Apart from the art, what was wonderous about this visit was the stumpy-plump beige** middle age woman with a velveteen hairband. This Hooray Henrietta had a notepad and a companminion, who sedately allowed herself to be barked at all round the exhibition, while her barbour jacket hung mournfully across an arm.
What was horrifying was the notepad’s hastily scribbled shopping list. Amoungst exclamations of ‘this is warm like the sun and would fill the staircase beautifully’ or ‘David would adore this because he really likes blue’, Hooray was banging down the catalogue number of every piece of art she deemed pleasing. Occasionally, she would exclaim, ‘Some fucker has already bought the original. It’s ok, we’ll just have to buy the print.’ Naturally, she was foxed by the Jake and Dinod Chapman*** and proclaimed loudly that the Gilbert and George^ was possibly too large for ‘The Collection’.
I’m not even sure what her criteria for selection were. A ot of her preferences were quickly considered abstrations, lots of bright colours; but then she’d floor me by picking up a grotesque portrait of couples mid phaltio or a tapestry with graphic monochrome illustrations emblazoned with the word look. Soemtimes it just seemd the piece was the right size for ‘that space in the kitchen.’
Once they’d finished their perambulations, via the Sipsmiths bar (IT’S 10:30am FFS), they then toddled off to purchase the extensive array. What was alarming about this was thecasual consumption and purchase. She may well have been purchasing a Vettriano in Habitat, rather than new work at £350k+ a ticket.
Money always worries me.

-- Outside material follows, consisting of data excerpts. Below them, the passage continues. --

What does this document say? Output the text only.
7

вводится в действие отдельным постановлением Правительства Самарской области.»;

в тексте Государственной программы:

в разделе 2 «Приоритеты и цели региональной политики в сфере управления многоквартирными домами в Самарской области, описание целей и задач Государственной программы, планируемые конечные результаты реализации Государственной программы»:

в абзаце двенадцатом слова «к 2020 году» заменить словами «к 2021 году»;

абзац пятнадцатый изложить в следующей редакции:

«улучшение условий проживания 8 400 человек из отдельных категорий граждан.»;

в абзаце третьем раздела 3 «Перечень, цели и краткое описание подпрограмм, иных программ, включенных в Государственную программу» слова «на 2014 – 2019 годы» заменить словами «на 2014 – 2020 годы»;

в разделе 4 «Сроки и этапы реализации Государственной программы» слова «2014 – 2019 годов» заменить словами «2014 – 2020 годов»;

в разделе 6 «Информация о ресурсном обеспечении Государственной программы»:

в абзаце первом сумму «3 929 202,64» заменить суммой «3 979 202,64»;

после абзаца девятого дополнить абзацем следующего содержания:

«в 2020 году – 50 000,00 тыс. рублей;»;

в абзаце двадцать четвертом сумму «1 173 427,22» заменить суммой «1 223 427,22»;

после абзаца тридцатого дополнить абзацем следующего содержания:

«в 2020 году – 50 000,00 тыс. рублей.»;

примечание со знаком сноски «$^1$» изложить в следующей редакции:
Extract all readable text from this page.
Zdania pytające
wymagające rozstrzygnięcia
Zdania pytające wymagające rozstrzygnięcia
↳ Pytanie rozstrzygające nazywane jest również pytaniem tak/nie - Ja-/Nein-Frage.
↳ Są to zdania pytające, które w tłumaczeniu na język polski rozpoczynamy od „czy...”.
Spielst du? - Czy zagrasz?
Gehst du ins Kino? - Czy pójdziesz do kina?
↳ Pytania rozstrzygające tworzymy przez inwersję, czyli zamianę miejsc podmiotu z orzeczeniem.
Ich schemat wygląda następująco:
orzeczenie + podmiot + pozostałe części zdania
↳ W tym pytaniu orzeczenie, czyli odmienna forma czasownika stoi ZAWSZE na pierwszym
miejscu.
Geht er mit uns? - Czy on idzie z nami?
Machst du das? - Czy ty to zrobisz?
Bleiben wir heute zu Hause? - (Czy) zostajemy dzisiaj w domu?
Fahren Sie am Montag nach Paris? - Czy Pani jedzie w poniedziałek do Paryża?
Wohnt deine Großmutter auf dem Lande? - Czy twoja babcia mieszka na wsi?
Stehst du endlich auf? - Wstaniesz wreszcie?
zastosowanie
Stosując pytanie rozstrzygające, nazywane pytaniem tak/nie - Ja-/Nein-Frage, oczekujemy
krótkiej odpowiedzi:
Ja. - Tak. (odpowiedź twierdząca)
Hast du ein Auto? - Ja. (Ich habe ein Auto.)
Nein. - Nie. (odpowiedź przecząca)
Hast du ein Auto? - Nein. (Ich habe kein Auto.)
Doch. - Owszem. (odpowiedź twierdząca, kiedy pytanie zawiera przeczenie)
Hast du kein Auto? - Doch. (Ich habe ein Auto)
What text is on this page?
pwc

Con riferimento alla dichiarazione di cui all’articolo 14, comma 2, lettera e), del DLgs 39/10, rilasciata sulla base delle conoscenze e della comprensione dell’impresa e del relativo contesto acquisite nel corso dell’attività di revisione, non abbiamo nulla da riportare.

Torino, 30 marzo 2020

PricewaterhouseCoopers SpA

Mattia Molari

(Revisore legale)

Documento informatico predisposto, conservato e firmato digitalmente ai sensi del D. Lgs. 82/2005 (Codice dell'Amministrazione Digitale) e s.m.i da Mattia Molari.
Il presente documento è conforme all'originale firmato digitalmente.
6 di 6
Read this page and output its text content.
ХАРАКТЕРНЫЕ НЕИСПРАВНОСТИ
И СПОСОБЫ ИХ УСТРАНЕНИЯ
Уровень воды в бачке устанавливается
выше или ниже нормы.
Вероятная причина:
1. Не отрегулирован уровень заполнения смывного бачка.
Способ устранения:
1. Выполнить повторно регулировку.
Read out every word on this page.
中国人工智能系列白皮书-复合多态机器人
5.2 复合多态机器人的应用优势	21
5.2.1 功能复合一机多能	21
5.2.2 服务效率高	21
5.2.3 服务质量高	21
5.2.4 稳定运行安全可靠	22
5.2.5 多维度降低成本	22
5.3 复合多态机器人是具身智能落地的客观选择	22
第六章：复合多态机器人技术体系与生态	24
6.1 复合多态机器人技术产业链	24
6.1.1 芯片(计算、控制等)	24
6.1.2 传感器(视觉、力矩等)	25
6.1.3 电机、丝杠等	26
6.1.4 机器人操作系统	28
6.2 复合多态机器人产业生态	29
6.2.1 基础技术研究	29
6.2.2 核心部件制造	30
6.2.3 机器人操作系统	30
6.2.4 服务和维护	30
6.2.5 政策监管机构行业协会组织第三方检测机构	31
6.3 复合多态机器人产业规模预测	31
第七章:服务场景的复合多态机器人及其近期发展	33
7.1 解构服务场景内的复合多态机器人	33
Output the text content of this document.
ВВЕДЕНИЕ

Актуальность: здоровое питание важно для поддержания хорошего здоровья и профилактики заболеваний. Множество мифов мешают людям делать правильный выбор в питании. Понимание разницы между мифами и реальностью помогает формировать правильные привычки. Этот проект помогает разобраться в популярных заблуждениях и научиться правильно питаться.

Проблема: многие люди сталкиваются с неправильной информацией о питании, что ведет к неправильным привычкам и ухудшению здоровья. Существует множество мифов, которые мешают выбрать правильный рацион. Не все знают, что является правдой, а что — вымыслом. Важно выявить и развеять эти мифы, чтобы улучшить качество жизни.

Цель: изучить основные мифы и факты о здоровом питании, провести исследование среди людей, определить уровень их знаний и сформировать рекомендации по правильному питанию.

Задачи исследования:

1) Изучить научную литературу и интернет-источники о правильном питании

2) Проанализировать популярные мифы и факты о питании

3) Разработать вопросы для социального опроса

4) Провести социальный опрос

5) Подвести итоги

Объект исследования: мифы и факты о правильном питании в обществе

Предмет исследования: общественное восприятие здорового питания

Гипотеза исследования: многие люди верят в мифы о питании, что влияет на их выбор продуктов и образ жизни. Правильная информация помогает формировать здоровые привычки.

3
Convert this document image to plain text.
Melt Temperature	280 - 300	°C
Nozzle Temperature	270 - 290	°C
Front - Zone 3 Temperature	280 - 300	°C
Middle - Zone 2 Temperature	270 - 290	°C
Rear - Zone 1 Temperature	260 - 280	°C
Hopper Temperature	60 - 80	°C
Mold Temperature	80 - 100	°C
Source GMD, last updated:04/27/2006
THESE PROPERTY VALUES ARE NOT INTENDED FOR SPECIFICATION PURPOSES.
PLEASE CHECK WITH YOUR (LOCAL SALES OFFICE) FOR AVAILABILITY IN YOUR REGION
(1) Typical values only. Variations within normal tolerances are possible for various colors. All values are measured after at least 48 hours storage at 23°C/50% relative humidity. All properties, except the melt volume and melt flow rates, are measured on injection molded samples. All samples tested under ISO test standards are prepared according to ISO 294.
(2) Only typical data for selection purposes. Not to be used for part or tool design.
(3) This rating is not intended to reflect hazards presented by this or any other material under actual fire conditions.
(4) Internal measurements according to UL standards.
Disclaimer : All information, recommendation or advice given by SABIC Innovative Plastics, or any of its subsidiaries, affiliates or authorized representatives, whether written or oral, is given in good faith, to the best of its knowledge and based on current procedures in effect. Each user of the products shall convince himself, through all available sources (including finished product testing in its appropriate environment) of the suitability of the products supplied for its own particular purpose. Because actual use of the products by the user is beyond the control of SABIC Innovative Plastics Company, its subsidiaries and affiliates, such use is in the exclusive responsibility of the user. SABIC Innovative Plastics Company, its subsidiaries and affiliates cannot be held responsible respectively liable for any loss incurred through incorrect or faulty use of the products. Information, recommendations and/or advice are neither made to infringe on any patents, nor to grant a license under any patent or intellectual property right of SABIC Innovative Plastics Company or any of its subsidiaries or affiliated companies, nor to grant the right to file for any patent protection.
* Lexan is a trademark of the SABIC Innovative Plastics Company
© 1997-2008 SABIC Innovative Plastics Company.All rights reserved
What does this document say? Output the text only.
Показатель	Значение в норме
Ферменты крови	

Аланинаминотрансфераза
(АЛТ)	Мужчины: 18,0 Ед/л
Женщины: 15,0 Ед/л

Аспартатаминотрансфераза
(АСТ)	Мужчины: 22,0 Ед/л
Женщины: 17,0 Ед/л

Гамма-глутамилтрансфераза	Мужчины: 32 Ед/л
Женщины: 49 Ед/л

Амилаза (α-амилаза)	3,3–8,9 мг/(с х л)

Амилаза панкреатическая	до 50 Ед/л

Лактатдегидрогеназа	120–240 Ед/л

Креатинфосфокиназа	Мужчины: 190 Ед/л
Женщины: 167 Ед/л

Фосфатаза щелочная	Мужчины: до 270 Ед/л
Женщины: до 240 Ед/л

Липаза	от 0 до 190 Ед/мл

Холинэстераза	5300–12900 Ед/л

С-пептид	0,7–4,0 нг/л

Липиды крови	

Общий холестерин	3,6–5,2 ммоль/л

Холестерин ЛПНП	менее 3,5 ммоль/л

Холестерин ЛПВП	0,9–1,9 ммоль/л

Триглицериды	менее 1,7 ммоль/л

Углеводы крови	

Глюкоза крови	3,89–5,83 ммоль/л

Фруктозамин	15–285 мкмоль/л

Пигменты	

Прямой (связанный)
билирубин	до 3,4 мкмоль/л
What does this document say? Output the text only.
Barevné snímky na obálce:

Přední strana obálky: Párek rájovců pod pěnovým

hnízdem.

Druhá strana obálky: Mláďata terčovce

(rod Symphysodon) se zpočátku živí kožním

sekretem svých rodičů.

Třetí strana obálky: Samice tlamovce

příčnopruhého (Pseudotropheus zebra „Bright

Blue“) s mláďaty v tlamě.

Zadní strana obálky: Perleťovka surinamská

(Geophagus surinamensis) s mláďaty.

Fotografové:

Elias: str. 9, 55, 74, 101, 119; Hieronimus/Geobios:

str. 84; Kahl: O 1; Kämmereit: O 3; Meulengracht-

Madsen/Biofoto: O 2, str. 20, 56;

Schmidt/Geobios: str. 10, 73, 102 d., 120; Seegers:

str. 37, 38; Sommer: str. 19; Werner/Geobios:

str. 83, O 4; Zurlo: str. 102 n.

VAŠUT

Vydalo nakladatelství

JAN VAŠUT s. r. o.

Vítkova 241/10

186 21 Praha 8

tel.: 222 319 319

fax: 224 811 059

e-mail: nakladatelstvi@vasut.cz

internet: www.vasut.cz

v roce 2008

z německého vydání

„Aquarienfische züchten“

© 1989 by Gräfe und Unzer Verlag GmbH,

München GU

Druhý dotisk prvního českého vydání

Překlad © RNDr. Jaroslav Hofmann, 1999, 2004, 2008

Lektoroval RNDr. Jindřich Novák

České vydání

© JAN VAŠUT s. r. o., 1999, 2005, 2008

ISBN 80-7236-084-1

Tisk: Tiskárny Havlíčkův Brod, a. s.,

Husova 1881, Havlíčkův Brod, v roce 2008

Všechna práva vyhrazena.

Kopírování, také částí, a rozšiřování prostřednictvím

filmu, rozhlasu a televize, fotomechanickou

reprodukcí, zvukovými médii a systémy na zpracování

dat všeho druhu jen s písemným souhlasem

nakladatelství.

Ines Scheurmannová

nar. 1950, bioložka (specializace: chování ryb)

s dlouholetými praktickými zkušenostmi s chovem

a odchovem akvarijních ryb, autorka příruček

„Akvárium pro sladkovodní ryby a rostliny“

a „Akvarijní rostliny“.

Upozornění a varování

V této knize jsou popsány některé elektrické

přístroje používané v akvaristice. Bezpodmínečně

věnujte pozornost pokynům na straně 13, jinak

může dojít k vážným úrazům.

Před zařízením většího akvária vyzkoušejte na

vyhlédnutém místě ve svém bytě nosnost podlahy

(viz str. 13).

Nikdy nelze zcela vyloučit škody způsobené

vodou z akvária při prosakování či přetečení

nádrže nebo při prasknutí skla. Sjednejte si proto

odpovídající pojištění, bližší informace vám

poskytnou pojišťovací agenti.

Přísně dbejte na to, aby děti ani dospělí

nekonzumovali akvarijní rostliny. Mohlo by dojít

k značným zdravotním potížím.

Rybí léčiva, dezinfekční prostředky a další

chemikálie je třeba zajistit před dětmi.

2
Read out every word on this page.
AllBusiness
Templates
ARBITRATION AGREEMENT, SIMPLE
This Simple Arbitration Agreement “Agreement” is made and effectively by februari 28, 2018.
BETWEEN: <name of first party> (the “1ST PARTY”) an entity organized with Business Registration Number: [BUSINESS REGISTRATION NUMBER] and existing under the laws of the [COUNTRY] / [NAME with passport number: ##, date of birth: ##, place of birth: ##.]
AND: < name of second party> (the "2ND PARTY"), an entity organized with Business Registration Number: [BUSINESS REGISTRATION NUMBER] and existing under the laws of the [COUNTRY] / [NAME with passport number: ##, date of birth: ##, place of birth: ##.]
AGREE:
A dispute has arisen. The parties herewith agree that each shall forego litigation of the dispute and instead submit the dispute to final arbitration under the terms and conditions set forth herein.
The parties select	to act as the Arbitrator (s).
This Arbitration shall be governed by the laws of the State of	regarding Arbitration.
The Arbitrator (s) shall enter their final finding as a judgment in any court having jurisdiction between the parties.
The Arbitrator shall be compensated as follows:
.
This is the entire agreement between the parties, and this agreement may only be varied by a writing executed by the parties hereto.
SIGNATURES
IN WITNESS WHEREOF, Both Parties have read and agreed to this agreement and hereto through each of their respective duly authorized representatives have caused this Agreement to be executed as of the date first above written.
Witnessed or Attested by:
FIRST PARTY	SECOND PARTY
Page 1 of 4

Conspicuous consumption merely serves to make the world disposable and ideas a brief purchase consideration. There’s been loads written by far clever people than I about how art’s value is no longer reflective of the artistic merit but the ownership kudos or the effective collatoral of the investment portfolio. Let’s be fair, it’s made a lot of people (including artists) a lot of money and I am delighted for them. It’s just you don’t expect to see that casual devaluation of someone’s carefully considered work this early on a Sunday.
As usual, when faced by people who have the money to do anything, the vacuous nothing of their actions leaves me blind sided.
*Who are ‘they’? Please submit answers on a postcard.
**She was dressed in brown and beige like she escaped from the pony vlub as few hours early. I’m not *that* rascist.
***I love the fact that they have the ability to viscerally and physically repulse the viewer, but I can rarely stay in proximity to the work. The New Arrival is no exception. Eyeless manikins are never going to sit well with my overactive imagination.